For most Japanese students, the aim of going to university is to get a job on graduation. Going to an overseas university makes that less likely. The reason is that Japanese companies tend to be very conservative in their recruitment. They take in a bunch of new recruits in April each year, fresh from graduation.

If you are “different” in some way (for example, graduated from NYU in September instead of Kyoto University in April, or take a year off for travel), you may find it much more difficult to get a job. Ever.

So, studying overseas can put you at a big disadvantage if you intend to be employed in Japan. It is therefore a positive choice by people who specifically want to go abroad for what they can learn there.

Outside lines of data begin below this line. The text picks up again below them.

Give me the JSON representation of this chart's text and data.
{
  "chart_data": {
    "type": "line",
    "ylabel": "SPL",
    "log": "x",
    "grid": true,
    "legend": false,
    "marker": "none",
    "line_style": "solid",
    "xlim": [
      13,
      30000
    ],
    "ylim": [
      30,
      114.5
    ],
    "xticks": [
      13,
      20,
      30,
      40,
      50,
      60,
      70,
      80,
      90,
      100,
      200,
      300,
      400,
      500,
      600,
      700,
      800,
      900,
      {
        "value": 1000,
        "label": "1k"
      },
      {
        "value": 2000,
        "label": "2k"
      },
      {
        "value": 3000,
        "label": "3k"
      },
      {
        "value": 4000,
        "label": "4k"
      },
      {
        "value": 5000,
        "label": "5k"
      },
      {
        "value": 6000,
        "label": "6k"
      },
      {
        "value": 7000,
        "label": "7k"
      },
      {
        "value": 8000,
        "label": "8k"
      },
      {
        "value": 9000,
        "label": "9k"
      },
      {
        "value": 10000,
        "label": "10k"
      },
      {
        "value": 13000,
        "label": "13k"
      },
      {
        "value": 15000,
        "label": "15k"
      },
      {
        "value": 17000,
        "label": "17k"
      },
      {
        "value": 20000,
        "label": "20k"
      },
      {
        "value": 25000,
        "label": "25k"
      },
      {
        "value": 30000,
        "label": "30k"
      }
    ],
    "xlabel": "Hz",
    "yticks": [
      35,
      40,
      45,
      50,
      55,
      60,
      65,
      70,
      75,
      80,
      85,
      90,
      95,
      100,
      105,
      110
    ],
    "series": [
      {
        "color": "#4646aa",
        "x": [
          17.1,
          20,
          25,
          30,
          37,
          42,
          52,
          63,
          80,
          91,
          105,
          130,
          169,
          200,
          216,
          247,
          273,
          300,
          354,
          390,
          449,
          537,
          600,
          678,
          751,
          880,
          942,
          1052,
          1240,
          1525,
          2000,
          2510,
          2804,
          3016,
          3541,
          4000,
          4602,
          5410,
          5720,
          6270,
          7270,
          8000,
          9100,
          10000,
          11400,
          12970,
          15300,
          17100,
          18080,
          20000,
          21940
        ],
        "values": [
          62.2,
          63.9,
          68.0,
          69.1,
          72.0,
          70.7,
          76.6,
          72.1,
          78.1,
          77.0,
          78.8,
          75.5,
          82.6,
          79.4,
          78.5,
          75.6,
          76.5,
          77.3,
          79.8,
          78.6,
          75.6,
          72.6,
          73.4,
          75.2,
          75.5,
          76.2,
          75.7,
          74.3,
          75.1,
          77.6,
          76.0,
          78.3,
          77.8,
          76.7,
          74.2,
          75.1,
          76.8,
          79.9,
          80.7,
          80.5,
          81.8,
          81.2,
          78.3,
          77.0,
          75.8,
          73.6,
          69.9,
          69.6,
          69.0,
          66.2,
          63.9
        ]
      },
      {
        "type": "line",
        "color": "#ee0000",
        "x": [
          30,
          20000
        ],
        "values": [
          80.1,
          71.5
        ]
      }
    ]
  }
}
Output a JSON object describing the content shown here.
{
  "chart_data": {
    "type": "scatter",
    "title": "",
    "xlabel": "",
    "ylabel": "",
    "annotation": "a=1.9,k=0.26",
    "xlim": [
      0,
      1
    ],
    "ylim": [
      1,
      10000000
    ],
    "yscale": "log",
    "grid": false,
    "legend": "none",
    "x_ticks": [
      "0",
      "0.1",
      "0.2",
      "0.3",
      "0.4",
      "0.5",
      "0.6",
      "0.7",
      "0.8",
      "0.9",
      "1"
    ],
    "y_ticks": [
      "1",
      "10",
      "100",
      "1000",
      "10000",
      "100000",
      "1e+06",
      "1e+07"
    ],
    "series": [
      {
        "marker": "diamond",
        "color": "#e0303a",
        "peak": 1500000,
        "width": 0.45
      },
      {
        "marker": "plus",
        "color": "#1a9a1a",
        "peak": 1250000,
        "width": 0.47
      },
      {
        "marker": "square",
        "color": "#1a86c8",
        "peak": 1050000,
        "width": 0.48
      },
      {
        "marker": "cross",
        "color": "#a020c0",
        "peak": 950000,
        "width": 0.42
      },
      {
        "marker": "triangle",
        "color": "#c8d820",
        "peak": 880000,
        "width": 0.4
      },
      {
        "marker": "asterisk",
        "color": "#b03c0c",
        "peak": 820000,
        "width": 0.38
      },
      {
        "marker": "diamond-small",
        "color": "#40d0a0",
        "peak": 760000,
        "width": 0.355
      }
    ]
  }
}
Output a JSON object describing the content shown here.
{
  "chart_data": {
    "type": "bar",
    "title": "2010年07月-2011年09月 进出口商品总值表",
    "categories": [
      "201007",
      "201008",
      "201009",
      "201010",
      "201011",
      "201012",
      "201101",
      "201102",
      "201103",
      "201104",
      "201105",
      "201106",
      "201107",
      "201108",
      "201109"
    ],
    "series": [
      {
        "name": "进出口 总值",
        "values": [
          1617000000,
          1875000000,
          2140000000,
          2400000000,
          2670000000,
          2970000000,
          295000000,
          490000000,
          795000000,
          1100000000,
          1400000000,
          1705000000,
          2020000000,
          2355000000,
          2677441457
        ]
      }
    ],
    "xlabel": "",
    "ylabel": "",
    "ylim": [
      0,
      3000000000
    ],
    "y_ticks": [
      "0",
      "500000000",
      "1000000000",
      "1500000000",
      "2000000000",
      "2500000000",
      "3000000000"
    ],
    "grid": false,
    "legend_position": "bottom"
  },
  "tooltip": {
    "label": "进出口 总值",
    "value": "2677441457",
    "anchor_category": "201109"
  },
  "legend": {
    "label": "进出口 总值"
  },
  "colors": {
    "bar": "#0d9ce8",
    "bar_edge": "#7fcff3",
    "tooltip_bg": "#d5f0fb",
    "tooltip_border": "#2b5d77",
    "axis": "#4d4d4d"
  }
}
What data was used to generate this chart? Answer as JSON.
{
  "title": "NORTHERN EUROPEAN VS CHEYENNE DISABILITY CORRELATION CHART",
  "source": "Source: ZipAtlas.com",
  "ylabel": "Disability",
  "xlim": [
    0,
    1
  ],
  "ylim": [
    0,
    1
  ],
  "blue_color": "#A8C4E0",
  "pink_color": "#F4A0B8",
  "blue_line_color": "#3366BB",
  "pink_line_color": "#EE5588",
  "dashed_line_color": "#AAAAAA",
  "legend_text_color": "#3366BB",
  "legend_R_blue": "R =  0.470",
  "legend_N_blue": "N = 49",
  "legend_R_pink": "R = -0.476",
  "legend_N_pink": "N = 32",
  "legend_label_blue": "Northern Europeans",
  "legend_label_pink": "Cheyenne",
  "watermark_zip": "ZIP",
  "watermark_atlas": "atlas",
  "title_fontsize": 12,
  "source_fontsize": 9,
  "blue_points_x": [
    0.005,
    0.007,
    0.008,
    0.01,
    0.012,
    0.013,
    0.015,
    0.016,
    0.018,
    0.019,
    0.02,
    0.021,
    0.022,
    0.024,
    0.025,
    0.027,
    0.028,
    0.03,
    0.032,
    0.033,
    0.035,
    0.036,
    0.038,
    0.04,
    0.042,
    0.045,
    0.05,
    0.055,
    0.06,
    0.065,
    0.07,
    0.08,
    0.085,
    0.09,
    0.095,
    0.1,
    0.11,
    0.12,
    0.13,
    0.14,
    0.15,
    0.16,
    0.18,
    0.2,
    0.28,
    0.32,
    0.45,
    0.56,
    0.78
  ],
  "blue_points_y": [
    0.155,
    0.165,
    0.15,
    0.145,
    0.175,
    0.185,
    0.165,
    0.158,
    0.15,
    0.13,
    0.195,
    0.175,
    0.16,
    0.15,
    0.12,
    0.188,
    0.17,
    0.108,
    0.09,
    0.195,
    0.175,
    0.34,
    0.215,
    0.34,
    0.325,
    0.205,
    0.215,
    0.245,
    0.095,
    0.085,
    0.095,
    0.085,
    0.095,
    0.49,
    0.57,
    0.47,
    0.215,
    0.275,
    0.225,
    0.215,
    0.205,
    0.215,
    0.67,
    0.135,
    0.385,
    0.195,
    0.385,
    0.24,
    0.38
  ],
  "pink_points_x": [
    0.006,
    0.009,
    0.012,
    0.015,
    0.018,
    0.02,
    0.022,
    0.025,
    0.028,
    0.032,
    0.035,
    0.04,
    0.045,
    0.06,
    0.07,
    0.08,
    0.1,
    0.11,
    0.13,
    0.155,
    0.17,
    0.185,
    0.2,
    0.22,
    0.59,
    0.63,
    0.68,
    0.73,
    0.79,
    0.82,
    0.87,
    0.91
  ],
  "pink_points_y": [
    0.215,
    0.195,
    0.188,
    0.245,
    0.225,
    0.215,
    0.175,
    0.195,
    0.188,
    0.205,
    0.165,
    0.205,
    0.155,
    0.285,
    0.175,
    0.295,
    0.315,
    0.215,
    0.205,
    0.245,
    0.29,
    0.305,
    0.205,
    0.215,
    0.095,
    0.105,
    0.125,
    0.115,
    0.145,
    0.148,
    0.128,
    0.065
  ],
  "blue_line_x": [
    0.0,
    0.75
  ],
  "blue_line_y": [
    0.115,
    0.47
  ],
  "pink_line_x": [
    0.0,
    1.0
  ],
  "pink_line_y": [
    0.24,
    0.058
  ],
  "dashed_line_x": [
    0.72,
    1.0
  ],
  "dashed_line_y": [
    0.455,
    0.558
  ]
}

An example: I heard yesterday about a young man who wants to become an architect. He feels he can learn more by studying in America than Japan. But his father opposes the idea because he knows that it will be hard for the boy to get a job in Japan if he does not graduate from a Japanese university.

One of my professors from college had spent years teaching at universities in Japan and he told us this same thing. He said it was a real adjustment, the other staff had to explain to him how it works because he was grading the students poorly and he had high expectations for their work.

He said that the university you get into determines how good of a job you can get when you graduate, that it’s hard to buck the trend.

That seems odd. My wife is from Japan and we both graduated from UIC. Not bad school at all mind you, but no one would ever call it prestigious. She was practically inundated with offers from Japanese companies for jobs both in Japan and in the US. She had no less than 10 offers in Tokyo and the surrounding area before she even graduated.

Ivies, Ivy-equivalent private universities outside of the Northeast, and elite state schools in California have a student acceptance rate of about 15%-25%. For “Canadian Ivies” (McGill, Toronto, Queen’s) and 1st/2nd tier state/land grant schools outside of California (U Michigan, U Texas, SUNY Buffalo, SUNY Binghamton, etc), it’s 40%-50%. From what I’ve read, for schools like IIT and University of Tokyo, it’s around 1% to 2%. I’ve had Indians tell me while IIT is a good school, a decent state school in the US is better.

When I was in grad school at SUNY Buffalo, the graduate architecture program was filled with European students; not the typical Asian, Middle Eastern and Indian contingent that usually dominates the foreign student body. This is despite the fact that European universities generally have strong architecture programs. UB supposedly has one of the highest foreign student enrollments of any major state university in the US, because it’s selective, there’s massive foreign recruiting and a huge foreign alumni network, and it’s cheap; out-of-state tuition is still in the sub-$20K range.

In that case, please disregard my earlier post, which is contradicted by your direct experience.

Perhaps what I heard only applies to some companies or some industries.

Don’t feel bad hibernicus, I’ve read and heard the same thing, living here. It’s late so hopefully I can post a little bit more tomorrow.

ISTM the fallacy in comparing the Asian vs. American primary education system lies there. Comparisons get made on the basis of standard Middle and High School-level test results without considering that in fact in many Asian cultures, “teaching to the test” IS viewed as the purpose and the point of that level of education. For centuries in the nations with Confucian-influenced culture, the ultimate goal in schooling was to be able to face The Examinations, which were not only about proving your knowledge but also your worthiness to get ahead in the world. Even after the adoption of universal education, that POV surely has influenced the modern-day systems.

Hey, who knows - maybe she was an outlier.